Untuk opsi konfigurasi Kinesis, lihat Opsi konfigurasi dalam dokumentasi. OpenSearch

Atribut metadata yang tersedia

stream_name — Nama Kinesis Data Streams dari tempat rekaman telah dicerna
partition_key — Kunci partisi dari catatan Kinesis Data Streams yang sedang dicerna
sequence_number — Nomor urutan catatan Kinesis Data Streams yang sedang dicerna
sub_sequence_number — Sub nomor urutan catatan Kinesis Data Streams yang sedang dicerna

(Opsional) Konfigurasikan unit komputasi yang direkomendasikan (OCUs) untuk pipeline Kinesis Data Streams

Pipeline sumber OpenSearch Kinesis Data Streams juga dapat dikonfigurasi untuk menyerap rekaman aliran dari lebih dari satu aliran. Untuk konsumsi yang lebih cepat, kami sarankan Anda menambahkan unit komputasi tambahan per aliran baru yang ditambahkan.

Konsistensi data

OpenSearch Ingestion mendukung end-to-end pengakuan untuk memastikan daya tahan data. Ketika pipa membaca catatan aliran dari Kinesis, ia secara dinamis mendistribusikan pekerjaan membaca catatan aliran berdasarkan pecahan yang terkait dengan aliran. Pipeline akan secara otomatis memeriksa aliran pos ketika menerima pengakuan setelah menelan semua catatan dalam domain atau koleksi.
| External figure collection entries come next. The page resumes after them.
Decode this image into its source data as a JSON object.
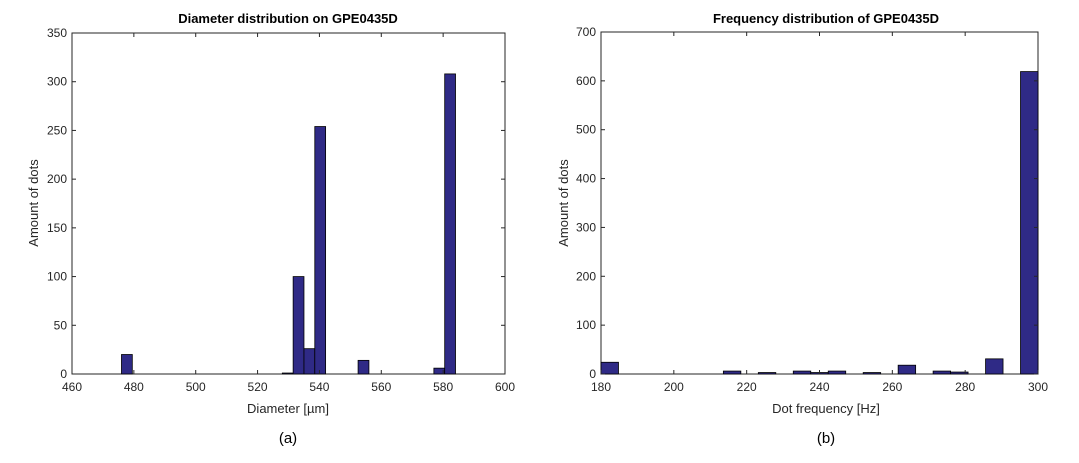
{
  "chart_data": [
    {
      "type": "bar",
      "title": "Diameter distribution on GPE0435D",
      "xlabel": "Diameter [µm]",
      "ylabel": "Amount of dots",
      "caption": "(a)",
      "xlim": [
        460,
        600
      ],
      "ylim": [
        0,
        350
      ],
      "xticks": [
        460,
        480,
        500,
        520,
        540,
        560,
        580,
        600
      ],
      "yticks": [
        0,
        50,
        100,
        150,
        200,
        250,
        300,
        350
      ],
      "grid": false,
      "bin_width": 3.5,
      "bins": [
        {
          "x0": 476,
          "x1": 479.5,
          "value": 20
        },
        {
          "x0": 528,
          "x1": 531.5,
          "value": 1
        },
        {
          "x0": 531.5,
          "x1": 535,
          "value": 100
        },
        {
          "x0": 535,
          "x1": 538.5,
          "value": 26
        },
        {
          "x0": 538.5,
          "x1": 542,
          "value": 254
        },
        {
          "x0": 552.5,
          "x1": 556,
          "value": 14
        },
        {
          "x0": 577,
          "x1": 580.5,
          "value": 6
        },
        {
          "x0": 580.5,
          "x1": 584,
          "value": 308
        }
      ],
      "bar_color": "#2f2a86"
    },
    {
      "type": "bar",
      "title": "Frequency distribution of GPE0435D",
      "xlabel": "Dot frequency [Hz]",
      "ylabel": "Amount of dots",
      "caption": "(b)",
      "xlim": [
        180,
        300
      ],
      "ylim": [
        0,
        700
      ],
      "xticks": [
        180,
        200,
        220,
        240,
        260,
        280,
        300
      ],
      "yticks": [
        0,
        100,
        200,
        300,
        400,
        500,
        600,
        700
      ],
      "grid": false,
      "bins": [
        {
          "x0": 180,
          "x1": 184.8,
          "value": 24
        },
        {
          "x0": 213.6,
          "x1": 218.4,
          "value": 6
        },
        {
          "x0": 223.2,
          "x1": 228,
          "value": 3
        },
        {
          "x0": 232.8,
          "x1": 237.6,
          "value": 6
        },
        {
          "x0": 237.6,
          "x1": 242.4,
          "value": 3
        },
        {
          "x0": 242.4,
          "x1": 247.2,
          "value": 6
        },
        {
          "x0": 252,
          "x1": 256.8,
          "value": 3
        },
        {
          "x0": 261.6,
          "x1": 266.4,
          "value": 18
        },
        {
          "x0": 271.2,
          "x1": 276,
          "value": 6
        },
        {
          "x0": 276,
          "x1": 280.8,
          "value": 4
        },
        {
          "x0": 285.6,
          "x1": 290.4,
          "value": 31
        },
        {
          "x0": 295.2,
          "x1": 300,
          "value": 619
        }
      ],
      "bar_color": "#2f2a86"
    }
  ]
}
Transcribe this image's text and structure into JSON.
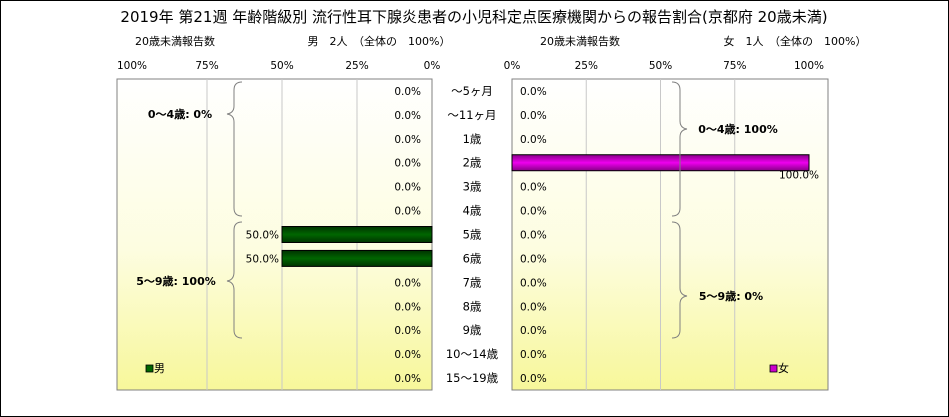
{
  "chart_data": {
    "type": "bar",
    "title": "2019年 第21週 年齢階級別 流行性耳下腺炎患者の小児科定点医療機関からの報告割合(京都府 20歳未満)",
    "categories": [
      "～5ヶ月",
      "～11ヶ月",
      "1歳",
      "2歳",
      "3歳",
      "4歳",
      "5歳",
      "6歳",
      "7歳",
      "8歳",
      "9歳",
      "10～14歳",
      "15～19歳"
    ],
    "xlim": [
      0,
      100
    ],
    "ticks": [
      "100%",
      "75%",
      "50%",
      "25%",
      "0%",
      "0%",
      "25%",
      "50%",
      "75%",
      "100%"
    ],
    "panels": {
      "male": {
        "header_label": "20歳未満報告数",
        "summary": "男　2人　（全体の　100%）",
        "legend": "男",
        "color": "#006600",
        "values": [
          0,
          0,
          0,
          0,
          0,
          0,
          50,
          50,
          0,
          0,
          0,
          0,
          0
        ],
        "value_labels": [
          "0.0%",
          "0.0%",
          "0.0%",
          "0.0%",
          "0.0%",
          "0.0%",
          "50.0%",
          "50.0%",
          "0.0%",
          "0.0%",
          "0.0%",
          "0.0%",
          "0.0%"
        ],
        "group_labels": [
          "0～4歳: 0%",
          "5～9歳: 100%"
        ]
      },
      "female": {
        "header_label": "20歳未満報告数",
        "summary": "女　1人　（全体の　100%）",
        "legend": "女",
        "color": "#cc00cc",
        "values": [
          0,
          0,
          0,
          100,
          0,
          0,
          0,
          0,
          0,
          0,
          0,
          0,
          0
        ],
        "value_labels": [
          "0.0%",
          "0.0%",
          "0.0%",
          "100.0%",
          "0.0%",
          "0.0%",
          "0.0%",
          "0.0%",
          "0.0%",
          "0.0%",
          "0.0%",
          "0.0%",
          "0.0%"
        ],
        "group_labels": [
          "0～4歳: 100%",
          "5～9歳: 0%"
        ]
      }
    }
  }
}
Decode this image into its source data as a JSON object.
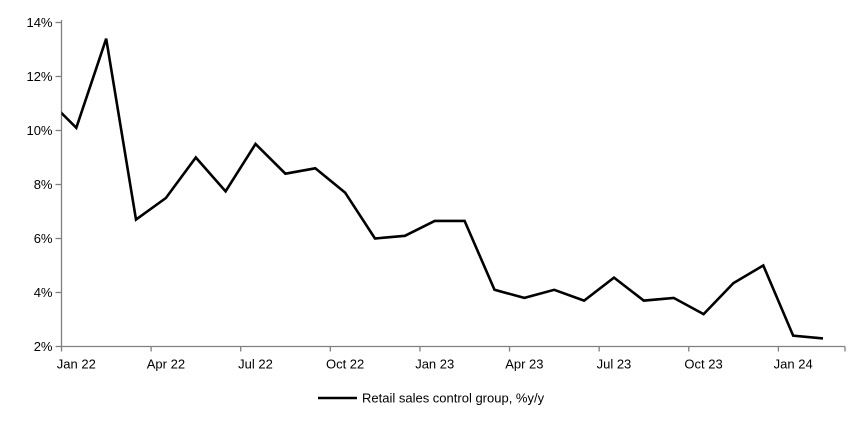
{
  "page": {
    "background": "#ffffff"
  },
  "chart_data": {
    "type": "line",
    "title": "",
    "xlabel": "",
    "ylabel": "",
    "x": [
      "Dec 21",
      "Jan 22",
      "Feb 22",
      "Mar 22",
      "Apr 22",
      "May 22",
      "Jun 22",
      "Jul 22",
      "Aug 22",
      "Sep 22",
      "Oct 22",
      "Nov 22",
      "Dec 22",
      "Jan 23",
      "Feb 23",
      "Mar 23",
      "Apr 23",
      "May 23",
      "Jun 23",
      "Jul 23",
      "Aug 23",
      "Sep 23",
      "Oct 23",
      "Nov 23",
      "Dec 23",
      "Jan 24",
      "Feb 24"
    ],
    "series": [
      {
        "name": "Retail sales control group, %y/y",
        "color": "#000000",
        "values": [
          11.2,
          10.1,
          13.4,
          6.7,
          7.5,
          9.0,
          7.75,
          9.5,
          8.4,
          8.6,
          7.7,
          6.0,
          6.1,
          6.65,
          6.65,
          4.1,
          3.8,
          4.1,
          3.7,
          4.55,
          3.7,
          3.8,
          3.2,
          4.35,
          5.0,
          2.4,
          2.3
        ]
      }
    ],
    "first_point_clipped_at_left_axis": true,
    "ylim": [
      2,
      14
    ],
    "ytick_step": 2,
    "yticklabels": [
      "2%",
      "4%",
      "6%",
      "8%",
      "10%",
      "12%",
      "14%"
    ],
    "xticklabels": [
      "Jan 22",
      "Apr 22",
      "Jul 22",
      "Oct 22",
      "Jan 23",
      "Apr 23",
      "Jul 23",
      "Oct 23",
      "Jan 24"
    ],
    "xtick_interval_months": 3,
    "grid": false,
    "legend_position": "bottom-center",
    "axis_color": "#808080",
    "text_color": "#000000"
  }
}
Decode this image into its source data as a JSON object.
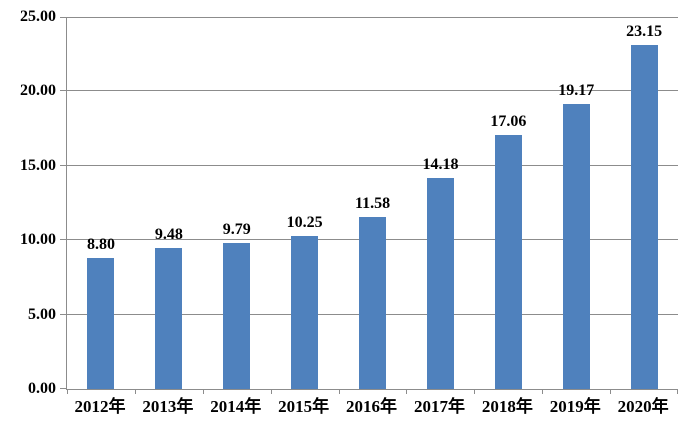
{
  "chart_data": {
    "type": "bar",
    "title": "",
    "xlabel": "",
    "ylabel": "",
    "categories": [
      "2012年",
      "2013年",
      "2014年",
      "2015年",
      "2016年",
      "2017年",
      "2018年",
      "2019年",
      "2020年"
    ],
    "values": [
      8.8,
      9.48,
      9.79,
      10.25,
      11.58,
      14.18,
      17.06,
      19.17,
      23.15
    ],
    "value_labels": [
      "8.80",
      "9.48",
      "9.79",
      "10.25",
      "11.58",
      "14.18",
      "17.06",
      "19.17",
      "23.15"
    ],
    "ylim": [
      0,
      25
    ],
    "ytick_step": 5,
    "yticks": [
      0,
      5,
      10,
      15,
      20,
      25
    ],
    "ytick_labels": [
      "0.00",
      "5.00",
      "10.00",
      "15.00",
      "20.00",
      "25.00"
    ],
    "grid": true,
    "legend": false,
    "colors": {
      "bar": "#4F81BD",
      "gridline": "#8C8C8C",
      "axis": "#8C8C8C",
      "label": "#000000",
      "background": "#FFFFFF"
    }
  }
}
OpenSearch Ini akan menghindari pemrosesan duplikat catatan aliran.

Untuk membuat indeks berdasarkan nama aliran, tentukan indeks di bagian sink opensearch sebagai “index_$ {getMetadata (\" stream_name\”)}”.

Amazon Kinesis Data Streams lintas akun sebagai sumber

Anda dapat memberikan akses di seluruh akun dengan Amazon Kinesis Data Streams OpenSearch sehingga pipeline Ingestion dapat mengakses Kinesis Data Streams di akun lain sebagai sumber. Selesaikan langkah-langkah berikut untuk mengaktifkan akses lintas akun:

Konfigurasikan akses lintas akun

Tetapkan kebijakan sumber daya di akun yang memiliki aliran Kinesis

Ganti placeholder values dengan informasi Anda sendiri.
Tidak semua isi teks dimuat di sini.